Le bénéfice de ce suramortissement est également applicable à la location longue durée des véhicules « rétrofités » pour les contrats conclus à compter du 1-1-2024 et jusqu’au 31-12-2030. Si l’entreprise crédit-preneuse ou locataire acquiert le bien, elle peut continuer à appliquer la déduction. La déduction cesse à compter de la cession ou de la cessation par l’entreprise du contrat de crédit bail ou de location avec option d’achat ou du bien et ne peut pas s’appliquer au nouvel exploitant.

Le bénéfice de ce suramortissement est subordonné au respect du règlement (UE) 1407/2013 de la Commission du 18-12-2013 relatif à l’application des articles 107 et 108 du traité sur le fonctionnement de l’UE aux aides de minimis.
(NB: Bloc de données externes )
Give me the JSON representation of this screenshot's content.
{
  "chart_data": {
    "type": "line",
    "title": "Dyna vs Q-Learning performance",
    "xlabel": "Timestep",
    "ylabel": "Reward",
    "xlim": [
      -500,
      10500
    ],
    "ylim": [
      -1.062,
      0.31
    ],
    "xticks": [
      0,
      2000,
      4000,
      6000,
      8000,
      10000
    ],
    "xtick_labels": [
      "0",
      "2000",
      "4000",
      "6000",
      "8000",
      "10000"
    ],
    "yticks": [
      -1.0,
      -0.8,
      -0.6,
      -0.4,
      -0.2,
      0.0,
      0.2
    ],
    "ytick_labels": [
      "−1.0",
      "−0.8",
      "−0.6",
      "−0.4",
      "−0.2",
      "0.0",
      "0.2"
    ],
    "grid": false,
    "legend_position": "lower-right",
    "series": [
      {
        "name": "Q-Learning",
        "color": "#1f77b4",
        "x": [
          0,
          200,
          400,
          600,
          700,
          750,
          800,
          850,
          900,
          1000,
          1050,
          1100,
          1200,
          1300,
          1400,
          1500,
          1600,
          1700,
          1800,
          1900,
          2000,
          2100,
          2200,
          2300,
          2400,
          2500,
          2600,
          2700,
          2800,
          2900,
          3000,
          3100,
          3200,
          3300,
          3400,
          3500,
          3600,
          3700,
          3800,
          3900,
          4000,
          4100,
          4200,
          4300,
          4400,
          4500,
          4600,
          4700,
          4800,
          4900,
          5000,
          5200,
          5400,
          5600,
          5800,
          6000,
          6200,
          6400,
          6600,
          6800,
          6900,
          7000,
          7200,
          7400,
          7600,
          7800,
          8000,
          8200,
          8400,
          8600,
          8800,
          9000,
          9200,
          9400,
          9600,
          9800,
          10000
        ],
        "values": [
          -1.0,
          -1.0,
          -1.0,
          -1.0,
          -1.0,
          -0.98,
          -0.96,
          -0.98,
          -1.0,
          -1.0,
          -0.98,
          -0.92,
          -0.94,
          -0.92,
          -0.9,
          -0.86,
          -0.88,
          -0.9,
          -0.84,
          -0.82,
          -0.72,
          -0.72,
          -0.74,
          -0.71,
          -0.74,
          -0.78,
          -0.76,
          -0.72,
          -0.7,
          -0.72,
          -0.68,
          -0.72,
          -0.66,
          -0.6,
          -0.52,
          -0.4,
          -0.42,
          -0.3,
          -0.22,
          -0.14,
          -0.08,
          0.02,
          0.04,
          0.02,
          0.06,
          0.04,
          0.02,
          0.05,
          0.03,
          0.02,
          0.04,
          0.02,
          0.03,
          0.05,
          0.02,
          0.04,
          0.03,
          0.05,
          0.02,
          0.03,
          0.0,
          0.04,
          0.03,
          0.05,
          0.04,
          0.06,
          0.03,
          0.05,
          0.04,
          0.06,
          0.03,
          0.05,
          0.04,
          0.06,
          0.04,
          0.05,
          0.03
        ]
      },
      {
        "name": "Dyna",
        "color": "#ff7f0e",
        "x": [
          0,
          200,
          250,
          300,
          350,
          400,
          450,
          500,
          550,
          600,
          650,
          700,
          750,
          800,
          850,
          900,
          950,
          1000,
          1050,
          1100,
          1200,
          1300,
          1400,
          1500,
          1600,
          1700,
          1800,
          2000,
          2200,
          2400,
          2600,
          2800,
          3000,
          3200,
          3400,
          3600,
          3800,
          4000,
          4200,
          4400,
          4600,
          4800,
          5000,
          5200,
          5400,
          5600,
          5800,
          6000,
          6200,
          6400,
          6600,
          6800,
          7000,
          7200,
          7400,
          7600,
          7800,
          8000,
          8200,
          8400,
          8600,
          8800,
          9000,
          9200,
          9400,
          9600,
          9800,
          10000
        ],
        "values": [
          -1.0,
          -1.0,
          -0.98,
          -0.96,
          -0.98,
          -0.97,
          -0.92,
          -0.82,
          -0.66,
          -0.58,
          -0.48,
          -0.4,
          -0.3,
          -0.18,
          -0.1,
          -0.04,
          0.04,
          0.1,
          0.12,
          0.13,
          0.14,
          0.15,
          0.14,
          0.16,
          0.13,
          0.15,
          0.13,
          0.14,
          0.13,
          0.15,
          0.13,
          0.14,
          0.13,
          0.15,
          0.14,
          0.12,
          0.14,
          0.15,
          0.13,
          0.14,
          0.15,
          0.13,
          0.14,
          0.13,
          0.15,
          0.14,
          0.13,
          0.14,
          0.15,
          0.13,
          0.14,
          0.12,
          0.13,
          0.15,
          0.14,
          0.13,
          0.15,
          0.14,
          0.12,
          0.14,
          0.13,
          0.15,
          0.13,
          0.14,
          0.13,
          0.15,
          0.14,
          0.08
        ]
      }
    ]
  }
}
Réactivation de la déduction exceptionnelle en faveur des engins non routiers peu polluants

Les entreprises de bâtiment et des travaux publics, celles produisant des substances minérales solides, les exploitants aéroportuaires ainsi que les exploitants de remontées mécaniques et de domaines skiables, relevant d’un régime réel d’imposition, ont pu déduire de leur résultat imposable une somme égale à 40 % (60 % pour les PME) de la valeur d’origine de certains engins non routiers acquis à l’état neuf entre le 1-1-2020 et le 31-12-2022 (CGI art. 39 decies F).

Ce suramortissement était également ouvert aux entreprises de bâtiment et travaux publics pour l’acquisition de certains engins mobiles non routiers en remplacement de matériels de plus de 5 ans et utilisés pour le même usage.

L’article 43 de la loi de finances pour 2024 a réactivé cette déduction exceptionnelle, sans modification, pour les acquisitions réalisées à compter du 1-1-2024 et jusqu’au 31-12-2026.

› Parmi les principales mesures en matière d’imposition des bénéfices contenues dans la loi de finances pour 2024, on retiendra notamment la transposition en droit interne de la directive dite « Pilier 2 », la mise en conformité avec la juriprudence européenne du régime des dividendes de source européenne, la création d’un crédit d’impôt pour investissements dans l’industrie verte, la création des jeunes entreprises de croissance (JEC) et la suppression de l’exonération des bénéfices des jeunes entreprises innovantes.